Choice of time horizon critical in estimating costs and effects of changes to HIV programmes

Background: Uganda changed its antiretroviral therapy guidelines in 2014, increasing the CD4 threshold for antiretroviral therapy initiation from 350 cells/µl to 500 cells/µl. We investigate what effect this change in policy is likely to have on HIV incidence, morbidity, and programme costs, and estimate the cost-effectiveness of the change over different time horizons.

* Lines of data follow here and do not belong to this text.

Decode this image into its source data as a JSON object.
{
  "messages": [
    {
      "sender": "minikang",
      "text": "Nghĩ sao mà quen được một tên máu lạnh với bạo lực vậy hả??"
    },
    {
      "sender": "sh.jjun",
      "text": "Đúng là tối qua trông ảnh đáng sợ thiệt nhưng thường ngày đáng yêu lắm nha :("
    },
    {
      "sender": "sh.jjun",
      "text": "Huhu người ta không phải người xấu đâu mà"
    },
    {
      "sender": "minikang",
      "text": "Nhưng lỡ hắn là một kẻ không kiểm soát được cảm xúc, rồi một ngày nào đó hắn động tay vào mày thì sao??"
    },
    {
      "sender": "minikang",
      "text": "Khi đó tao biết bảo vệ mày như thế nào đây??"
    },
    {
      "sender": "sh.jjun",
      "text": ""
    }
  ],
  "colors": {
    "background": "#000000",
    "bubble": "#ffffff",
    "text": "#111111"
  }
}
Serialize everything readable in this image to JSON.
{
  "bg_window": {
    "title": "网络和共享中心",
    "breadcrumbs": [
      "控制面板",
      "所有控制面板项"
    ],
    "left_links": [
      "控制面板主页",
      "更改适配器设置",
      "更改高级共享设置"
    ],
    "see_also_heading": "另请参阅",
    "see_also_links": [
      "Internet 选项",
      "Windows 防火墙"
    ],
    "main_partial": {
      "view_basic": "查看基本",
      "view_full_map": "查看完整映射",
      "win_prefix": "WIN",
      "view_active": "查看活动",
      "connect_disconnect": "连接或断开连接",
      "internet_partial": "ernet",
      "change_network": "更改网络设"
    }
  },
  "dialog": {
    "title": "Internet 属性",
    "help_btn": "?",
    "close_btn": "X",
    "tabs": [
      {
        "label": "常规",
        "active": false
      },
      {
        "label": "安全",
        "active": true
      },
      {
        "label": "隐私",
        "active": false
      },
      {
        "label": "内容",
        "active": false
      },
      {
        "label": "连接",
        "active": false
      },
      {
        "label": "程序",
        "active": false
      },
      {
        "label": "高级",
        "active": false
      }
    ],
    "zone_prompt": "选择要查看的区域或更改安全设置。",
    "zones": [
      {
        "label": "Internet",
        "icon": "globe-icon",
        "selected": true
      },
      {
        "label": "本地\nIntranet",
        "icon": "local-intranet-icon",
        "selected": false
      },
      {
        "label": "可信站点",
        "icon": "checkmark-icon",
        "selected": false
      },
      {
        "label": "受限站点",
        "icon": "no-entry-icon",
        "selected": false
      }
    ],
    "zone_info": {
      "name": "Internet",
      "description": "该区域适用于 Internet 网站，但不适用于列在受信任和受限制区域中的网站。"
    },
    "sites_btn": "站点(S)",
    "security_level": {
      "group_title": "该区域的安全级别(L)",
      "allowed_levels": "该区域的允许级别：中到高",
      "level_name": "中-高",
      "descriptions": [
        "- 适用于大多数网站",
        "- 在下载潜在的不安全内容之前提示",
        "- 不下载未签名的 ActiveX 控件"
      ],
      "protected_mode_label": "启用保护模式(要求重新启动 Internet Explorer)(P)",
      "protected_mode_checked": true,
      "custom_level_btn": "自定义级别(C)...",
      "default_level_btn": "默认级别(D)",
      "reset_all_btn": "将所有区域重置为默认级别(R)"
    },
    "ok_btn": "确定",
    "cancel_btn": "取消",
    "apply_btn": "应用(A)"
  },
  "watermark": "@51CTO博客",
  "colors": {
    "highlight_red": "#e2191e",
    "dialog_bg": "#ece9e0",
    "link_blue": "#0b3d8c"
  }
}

Methods: We used a complex individual-based model of HIV transmission and antiretroviral therapy scale-up in Uganda. 100 model fits were generated by fitting the model to 51 demographic, sexual behaviour, and epidemiological calibration targets, varying 96 input parameters, using history matching with model emulation. An additional 19 cost and disability weight parameters were varied during the analysis of the model results. For each model fit, the model was run to 2030, with and without the change in threshold to 500 cells/µl. Results: The change in threshold led to a 9.7% (90% plausible range: 4.3%-15.0%) reduction in incidence in 2030, and averted 278,944 (118,452-502,790) DALYs, at a total cost of $28M (-$142M to +$195M). The cost per disability adjusted life year (DALY) averted fell over time, from $3238 (-$125 to +$29,969) in 2014 to $100 (-$499 to +$785) in 2030. The change in threshold was cost-effective (cost <3×Uganda's per capita GDP per DALY averted) by 2018, and highly cost-effective (cost <Uganda's per capita GDP per DALY averted) by 2022, for more than 50% of parameter sets. Conclusions: Model results suggest that the change in threshold is unlikely to have been cost-effective to date, but is likely to be highly cost-effective in Uganda by 2030. The time horizon needs to be chosen carefully when projecting intervention effects. Large amounts of uncertainty in our results demonstrates the need to comprehensively incorporate uncertainties in model parameterisation.